Health care in Italy and Japan combine this system and the above British system. In sum, they all achieve two objectives out of three.

The most rigorous universal and affordable system interlocks four mandates: enrollment, inclusion, coverage, and low premia. Individuals must purchase insurance, private companies must sell policies to everyone, they must cover all conditions, and the rates must be affordable. 

Then insurers, jointly with the government, must ration services and control prices of providers who, in response, ration services further. 

People supplement services with complementary insurance and out-of-pocket payments. This is, basically, the health care system in Germany, the Netherlands, and Switzerland. It is universal, affordable, and not comprehensive. In sum, it achieves two out of the three objectives.

Interestingly, in each of these countries outside the U.S. a similar pattern shows up. Expenditures of the universal sector which is affordable for everyone constitute about 70 percent of national health care expenditures.

Those of the supplemental private sector, which is comprehensive, affordable to some, and not universal (again, two out of three), make up the other 30 percent. This was not anyone’s plan. No one coordinated this pattern across countries. It was a natural evolution.

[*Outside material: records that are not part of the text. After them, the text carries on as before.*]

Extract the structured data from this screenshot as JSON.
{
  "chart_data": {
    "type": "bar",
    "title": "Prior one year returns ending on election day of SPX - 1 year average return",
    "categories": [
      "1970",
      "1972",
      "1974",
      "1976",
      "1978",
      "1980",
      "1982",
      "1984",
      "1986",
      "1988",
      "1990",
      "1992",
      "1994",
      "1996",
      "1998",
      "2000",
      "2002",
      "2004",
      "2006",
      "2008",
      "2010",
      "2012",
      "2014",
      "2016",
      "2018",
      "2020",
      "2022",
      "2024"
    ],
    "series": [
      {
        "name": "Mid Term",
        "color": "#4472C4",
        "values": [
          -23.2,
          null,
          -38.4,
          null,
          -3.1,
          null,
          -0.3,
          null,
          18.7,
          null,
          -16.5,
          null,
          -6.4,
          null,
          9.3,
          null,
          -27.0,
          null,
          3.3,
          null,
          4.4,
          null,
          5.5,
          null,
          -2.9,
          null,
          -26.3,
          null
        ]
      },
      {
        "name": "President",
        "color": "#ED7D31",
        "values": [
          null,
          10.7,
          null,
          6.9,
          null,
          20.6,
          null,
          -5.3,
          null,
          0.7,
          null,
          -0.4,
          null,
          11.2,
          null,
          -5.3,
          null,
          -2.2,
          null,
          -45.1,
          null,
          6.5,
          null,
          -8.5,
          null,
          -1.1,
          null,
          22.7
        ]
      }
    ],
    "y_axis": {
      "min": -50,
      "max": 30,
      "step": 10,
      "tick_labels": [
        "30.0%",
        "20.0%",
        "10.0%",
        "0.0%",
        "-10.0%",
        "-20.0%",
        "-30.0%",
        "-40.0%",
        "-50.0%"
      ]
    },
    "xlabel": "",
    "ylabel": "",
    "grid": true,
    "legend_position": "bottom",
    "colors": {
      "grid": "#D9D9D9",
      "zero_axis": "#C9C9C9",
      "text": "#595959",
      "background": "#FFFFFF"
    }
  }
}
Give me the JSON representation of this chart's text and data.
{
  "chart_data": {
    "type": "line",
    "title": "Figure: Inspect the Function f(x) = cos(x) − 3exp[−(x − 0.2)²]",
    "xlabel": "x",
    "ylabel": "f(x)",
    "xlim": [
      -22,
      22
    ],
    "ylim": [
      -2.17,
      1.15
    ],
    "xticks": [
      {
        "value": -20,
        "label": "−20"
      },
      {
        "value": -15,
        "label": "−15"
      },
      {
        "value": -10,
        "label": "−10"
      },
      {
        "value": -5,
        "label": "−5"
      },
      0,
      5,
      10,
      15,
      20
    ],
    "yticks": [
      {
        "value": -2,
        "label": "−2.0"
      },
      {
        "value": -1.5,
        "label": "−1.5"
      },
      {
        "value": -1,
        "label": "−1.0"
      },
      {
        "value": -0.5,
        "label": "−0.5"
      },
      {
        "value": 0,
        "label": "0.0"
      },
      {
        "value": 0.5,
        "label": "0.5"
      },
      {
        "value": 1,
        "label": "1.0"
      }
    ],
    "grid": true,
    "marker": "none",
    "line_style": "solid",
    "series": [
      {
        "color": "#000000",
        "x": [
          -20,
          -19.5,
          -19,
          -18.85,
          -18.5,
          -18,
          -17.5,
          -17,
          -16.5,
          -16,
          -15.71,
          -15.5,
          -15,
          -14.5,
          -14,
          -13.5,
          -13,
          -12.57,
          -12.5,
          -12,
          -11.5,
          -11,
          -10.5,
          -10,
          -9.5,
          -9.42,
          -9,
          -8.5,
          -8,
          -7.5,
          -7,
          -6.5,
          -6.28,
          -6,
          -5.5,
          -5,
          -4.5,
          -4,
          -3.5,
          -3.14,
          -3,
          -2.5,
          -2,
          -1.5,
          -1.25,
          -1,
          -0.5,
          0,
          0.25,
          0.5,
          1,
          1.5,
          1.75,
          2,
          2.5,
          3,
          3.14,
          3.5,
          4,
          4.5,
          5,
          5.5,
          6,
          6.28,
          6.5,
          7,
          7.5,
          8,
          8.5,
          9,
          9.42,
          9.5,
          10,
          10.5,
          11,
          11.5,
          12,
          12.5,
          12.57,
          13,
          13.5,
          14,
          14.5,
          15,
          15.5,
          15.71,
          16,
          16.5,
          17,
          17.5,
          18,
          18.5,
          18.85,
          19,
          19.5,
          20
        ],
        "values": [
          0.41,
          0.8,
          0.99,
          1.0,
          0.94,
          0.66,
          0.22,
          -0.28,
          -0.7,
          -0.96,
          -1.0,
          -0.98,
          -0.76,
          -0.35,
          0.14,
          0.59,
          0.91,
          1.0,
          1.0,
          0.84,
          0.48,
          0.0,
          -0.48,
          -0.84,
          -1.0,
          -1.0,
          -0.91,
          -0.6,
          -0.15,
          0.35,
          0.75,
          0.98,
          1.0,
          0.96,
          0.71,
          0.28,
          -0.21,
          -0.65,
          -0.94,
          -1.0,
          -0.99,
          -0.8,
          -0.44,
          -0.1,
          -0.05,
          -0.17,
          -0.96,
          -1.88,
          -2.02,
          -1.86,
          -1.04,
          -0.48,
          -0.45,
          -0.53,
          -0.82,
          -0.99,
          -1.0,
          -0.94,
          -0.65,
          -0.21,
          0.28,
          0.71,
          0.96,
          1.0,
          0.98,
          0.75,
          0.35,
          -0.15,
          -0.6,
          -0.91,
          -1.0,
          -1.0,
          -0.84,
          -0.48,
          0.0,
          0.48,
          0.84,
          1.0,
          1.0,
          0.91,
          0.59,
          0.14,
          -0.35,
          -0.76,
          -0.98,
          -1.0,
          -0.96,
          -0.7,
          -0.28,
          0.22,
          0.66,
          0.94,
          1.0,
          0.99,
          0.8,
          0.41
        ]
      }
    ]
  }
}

Every system naturally evolves within the range of realistic possibilities and ends up with some trade-offs between the three objectives.

The ultimate problem with ObamaCare is that it cannot be affordable for all, cannot be comprehensive, and cannot be universal.

Moreover, in each of these respects, it may -- and probably will -- be inferior to the previous U.S. health care system, which itself was hardly the humankind’s greatest achievement.

The problem with ObamaCare is not the broken promises. The problem is that it is inherently undeliverable.

ObamaCare tried to defy nature, nature pushed back, and the edifice self-destructs.

Michael S. Bernstam is a research fellow at the Hoover Institution, Stanford University.